I know that I can get through this and whatever happens my life will be better in so many ways. the most important thing for me now is to try and protect my kids. I know to do that though I have to be ok and look after myself as well.

SO off to bed now for some proper rest! Maybe 7 hours tonight hurrah!

OP posts:
ninah · 30/11/2005 09:19

good luck to you glitter
you deserve the best - I hope the nightmare is drawing to an end and happier times are on their way for you soon

anorak · 30/11/2005 09:31

What a fantastic letter! Not only is your dd extraordinarily literate for a 6 year old but she is sensitive and kind too.

glitterfairy · 01/12/2005 22:54

Anorak how did you manage your lodgers? I have to ask as I am thinking of going down that same road myself.

OP posts:
Papillon · 03/12/2005 10:34

Your inner child is starting to sleep better glitter Just what every mother wants eventually

So it goes that frequent waking was part of this new experience and life for your inner child. She needed to wake regularly for nuturing, crying, feeding and contemplation. How else can your body mind take in everything and grow?

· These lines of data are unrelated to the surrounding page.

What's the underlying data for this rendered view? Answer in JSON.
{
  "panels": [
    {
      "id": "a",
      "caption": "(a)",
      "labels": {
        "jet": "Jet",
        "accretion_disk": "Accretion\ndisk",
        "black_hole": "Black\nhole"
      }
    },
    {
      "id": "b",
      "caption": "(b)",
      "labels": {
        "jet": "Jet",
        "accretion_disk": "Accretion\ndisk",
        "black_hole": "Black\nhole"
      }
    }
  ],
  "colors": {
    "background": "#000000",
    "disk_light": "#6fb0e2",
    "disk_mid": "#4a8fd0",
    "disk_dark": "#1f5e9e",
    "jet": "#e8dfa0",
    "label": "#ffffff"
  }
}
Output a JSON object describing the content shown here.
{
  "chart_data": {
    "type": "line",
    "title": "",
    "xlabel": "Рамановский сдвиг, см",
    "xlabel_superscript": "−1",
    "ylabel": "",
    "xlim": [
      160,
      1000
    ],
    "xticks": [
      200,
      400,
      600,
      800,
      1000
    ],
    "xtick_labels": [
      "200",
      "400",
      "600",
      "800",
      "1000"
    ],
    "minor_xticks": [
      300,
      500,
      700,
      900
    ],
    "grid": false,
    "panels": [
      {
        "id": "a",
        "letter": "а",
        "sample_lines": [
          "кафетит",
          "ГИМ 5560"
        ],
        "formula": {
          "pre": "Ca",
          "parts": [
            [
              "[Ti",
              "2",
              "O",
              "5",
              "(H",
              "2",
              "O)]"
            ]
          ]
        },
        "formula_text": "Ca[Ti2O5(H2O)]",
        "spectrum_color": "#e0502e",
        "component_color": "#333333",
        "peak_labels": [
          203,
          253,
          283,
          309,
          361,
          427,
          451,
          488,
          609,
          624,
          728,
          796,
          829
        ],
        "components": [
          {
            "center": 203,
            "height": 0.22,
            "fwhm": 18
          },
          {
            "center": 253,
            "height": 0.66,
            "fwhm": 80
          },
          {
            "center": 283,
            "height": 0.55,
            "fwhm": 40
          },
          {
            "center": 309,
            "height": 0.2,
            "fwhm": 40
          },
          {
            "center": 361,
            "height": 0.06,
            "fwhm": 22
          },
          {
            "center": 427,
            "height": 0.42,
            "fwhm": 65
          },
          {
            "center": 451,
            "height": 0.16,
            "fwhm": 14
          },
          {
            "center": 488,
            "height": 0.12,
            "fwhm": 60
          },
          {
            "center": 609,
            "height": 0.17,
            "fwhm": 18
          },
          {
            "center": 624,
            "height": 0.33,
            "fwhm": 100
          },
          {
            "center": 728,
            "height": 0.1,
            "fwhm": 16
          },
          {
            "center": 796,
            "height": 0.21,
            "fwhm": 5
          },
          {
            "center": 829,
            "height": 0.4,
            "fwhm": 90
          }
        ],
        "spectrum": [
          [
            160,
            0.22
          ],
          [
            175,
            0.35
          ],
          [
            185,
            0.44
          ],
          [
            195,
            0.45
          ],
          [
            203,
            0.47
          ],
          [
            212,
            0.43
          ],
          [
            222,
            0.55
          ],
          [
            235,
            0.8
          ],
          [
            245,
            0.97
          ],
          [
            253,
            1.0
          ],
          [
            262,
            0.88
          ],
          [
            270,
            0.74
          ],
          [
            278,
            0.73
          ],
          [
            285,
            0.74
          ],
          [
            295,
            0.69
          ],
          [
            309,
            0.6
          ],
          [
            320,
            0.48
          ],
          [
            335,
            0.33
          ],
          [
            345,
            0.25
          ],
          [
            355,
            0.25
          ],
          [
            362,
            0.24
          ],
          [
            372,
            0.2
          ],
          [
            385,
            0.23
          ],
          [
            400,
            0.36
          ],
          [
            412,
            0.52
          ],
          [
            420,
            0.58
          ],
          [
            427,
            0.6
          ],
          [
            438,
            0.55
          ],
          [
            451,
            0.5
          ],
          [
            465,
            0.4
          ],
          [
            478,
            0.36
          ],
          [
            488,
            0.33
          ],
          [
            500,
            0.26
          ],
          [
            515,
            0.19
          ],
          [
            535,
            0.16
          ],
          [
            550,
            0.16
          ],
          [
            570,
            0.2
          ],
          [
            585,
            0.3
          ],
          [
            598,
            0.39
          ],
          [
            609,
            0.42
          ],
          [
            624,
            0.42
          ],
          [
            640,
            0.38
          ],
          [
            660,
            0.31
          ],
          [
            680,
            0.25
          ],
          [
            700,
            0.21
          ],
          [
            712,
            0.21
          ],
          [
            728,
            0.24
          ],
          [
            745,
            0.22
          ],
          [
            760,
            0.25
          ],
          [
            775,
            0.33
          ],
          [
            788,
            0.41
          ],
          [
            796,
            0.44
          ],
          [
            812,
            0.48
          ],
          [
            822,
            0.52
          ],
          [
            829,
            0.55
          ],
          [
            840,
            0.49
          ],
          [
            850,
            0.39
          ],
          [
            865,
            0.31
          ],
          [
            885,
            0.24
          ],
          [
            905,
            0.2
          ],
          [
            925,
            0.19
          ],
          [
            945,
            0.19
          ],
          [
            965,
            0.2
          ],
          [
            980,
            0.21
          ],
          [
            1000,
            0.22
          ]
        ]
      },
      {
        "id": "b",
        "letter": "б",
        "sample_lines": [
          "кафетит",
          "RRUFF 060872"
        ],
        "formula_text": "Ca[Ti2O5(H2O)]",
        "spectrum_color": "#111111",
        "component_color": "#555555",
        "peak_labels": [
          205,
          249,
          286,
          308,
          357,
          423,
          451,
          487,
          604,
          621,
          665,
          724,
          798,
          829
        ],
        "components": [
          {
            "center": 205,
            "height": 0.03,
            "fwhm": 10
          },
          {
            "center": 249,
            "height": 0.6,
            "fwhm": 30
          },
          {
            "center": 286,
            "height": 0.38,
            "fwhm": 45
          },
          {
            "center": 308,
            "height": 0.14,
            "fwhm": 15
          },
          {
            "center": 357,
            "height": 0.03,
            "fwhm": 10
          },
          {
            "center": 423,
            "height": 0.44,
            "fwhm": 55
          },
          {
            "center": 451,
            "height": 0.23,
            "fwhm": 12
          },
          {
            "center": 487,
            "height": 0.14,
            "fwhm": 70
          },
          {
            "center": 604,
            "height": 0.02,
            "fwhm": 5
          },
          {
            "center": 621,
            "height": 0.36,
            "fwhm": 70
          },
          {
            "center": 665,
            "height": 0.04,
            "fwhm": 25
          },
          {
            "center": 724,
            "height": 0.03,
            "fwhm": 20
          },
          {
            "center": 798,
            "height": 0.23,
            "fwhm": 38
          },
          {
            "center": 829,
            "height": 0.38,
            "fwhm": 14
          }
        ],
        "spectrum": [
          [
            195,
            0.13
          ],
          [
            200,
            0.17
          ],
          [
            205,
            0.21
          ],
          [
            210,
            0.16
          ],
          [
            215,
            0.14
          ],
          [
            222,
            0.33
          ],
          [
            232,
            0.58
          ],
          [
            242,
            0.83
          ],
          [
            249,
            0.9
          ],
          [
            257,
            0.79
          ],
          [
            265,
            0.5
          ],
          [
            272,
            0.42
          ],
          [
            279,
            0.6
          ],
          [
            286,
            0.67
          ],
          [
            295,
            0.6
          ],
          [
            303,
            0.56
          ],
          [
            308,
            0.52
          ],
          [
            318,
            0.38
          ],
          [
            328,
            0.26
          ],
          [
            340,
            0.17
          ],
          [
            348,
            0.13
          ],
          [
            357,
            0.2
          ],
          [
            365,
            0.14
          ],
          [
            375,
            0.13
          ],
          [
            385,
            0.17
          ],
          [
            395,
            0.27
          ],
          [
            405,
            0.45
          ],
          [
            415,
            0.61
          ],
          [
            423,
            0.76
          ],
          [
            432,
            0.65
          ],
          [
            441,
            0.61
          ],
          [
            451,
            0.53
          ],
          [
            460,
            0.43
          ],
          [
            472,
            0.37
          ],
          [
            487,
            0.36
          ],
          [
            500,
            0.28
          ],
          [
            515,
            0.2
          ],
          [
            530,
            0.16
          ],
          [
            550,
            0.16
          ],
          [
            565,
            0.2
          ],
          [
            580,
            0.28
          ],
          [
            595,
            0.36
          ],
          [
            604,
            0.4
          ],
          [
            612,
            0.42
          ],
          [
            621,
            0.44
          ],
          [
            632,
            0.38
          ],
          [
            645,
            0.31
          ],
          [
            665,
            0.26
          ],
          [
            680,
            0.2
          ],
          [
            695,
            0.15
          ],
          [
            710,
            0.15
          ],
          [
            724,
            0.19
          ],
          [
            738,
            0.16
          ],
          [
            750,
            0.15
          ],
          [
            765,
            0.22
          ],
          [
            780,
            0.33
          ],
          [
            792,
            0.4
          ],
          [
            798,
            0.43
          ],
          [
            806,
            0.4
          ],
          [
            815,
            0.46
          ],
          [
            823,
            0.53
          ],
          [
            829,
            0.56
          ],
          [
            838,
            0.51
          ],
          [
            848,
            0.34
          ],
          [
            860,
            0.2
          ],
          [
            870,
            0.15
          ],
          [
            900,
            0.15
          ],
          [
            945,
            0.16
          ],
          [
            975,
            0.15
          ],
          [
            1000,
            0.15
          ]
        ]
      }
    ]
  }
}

Sometimes those midnight hours are the best time to unravel what has gone on during the day. Bless them and honour them and they will bring you reward and then sleep. Then you will be ready for those unconscious dreams of the night.

xxx

glitterfairy · 03/12/2005 18:27

Oh Paps thank you. I agree you cannot struggle against the pain. Have had an awful day had to call the police again.Am still hanging in there though and I will get through this. I cannot say much more in case he is reading this but he will not break me.

OP posts:
ninah · 05/12/2005 15:49

oh GOD gf! and you were looking for me .... hope to goodness you are OK
Maybe it's better they show their true colours iykwim, keeps us on the right road. More police involvement does back up your position, too, when it comes to the legal stuff.
Hope you can find a safe way to let us know what's happening. Thoughts. x

glitterfairy · 05/12/2005 19:54

I cant really say what is happening until it is over when I will start a humungous thread! LOL I am ok just tired really of it all and wanting it over.

I will be fine I am sure and once he is gone and out of my life I will feel better. Thanks for thinking of me it really helps.

OP posts:
awayninahmanger · 06/12/2005 09:41

OK I thought that might be the case. I hope to set up home email account when I am on leave and as soon as I do I'll cat you. Yes of course am thinking of you. You have been immensely strong and brave and next year things WILL improve. If you can come through this as gracefully as you have done you can do anything, the sky's the limit. Keep going, gf!

glitterfairy · 08/12/2005 08:03

THat woudl be good ninah!

OP posts:
glitterfairyonachristmastree · 11/12/2005 19:06

OK he is now saying that I am unhinged and need attention and hs said this in public!

winnie · 13/12/2005 10:23

GF, whatever is happening I am so sorry. He is a waste of space, your children are amazing and you will get through this. I've not been on line because of a house move but I just wanted you to know I've been thinking of you.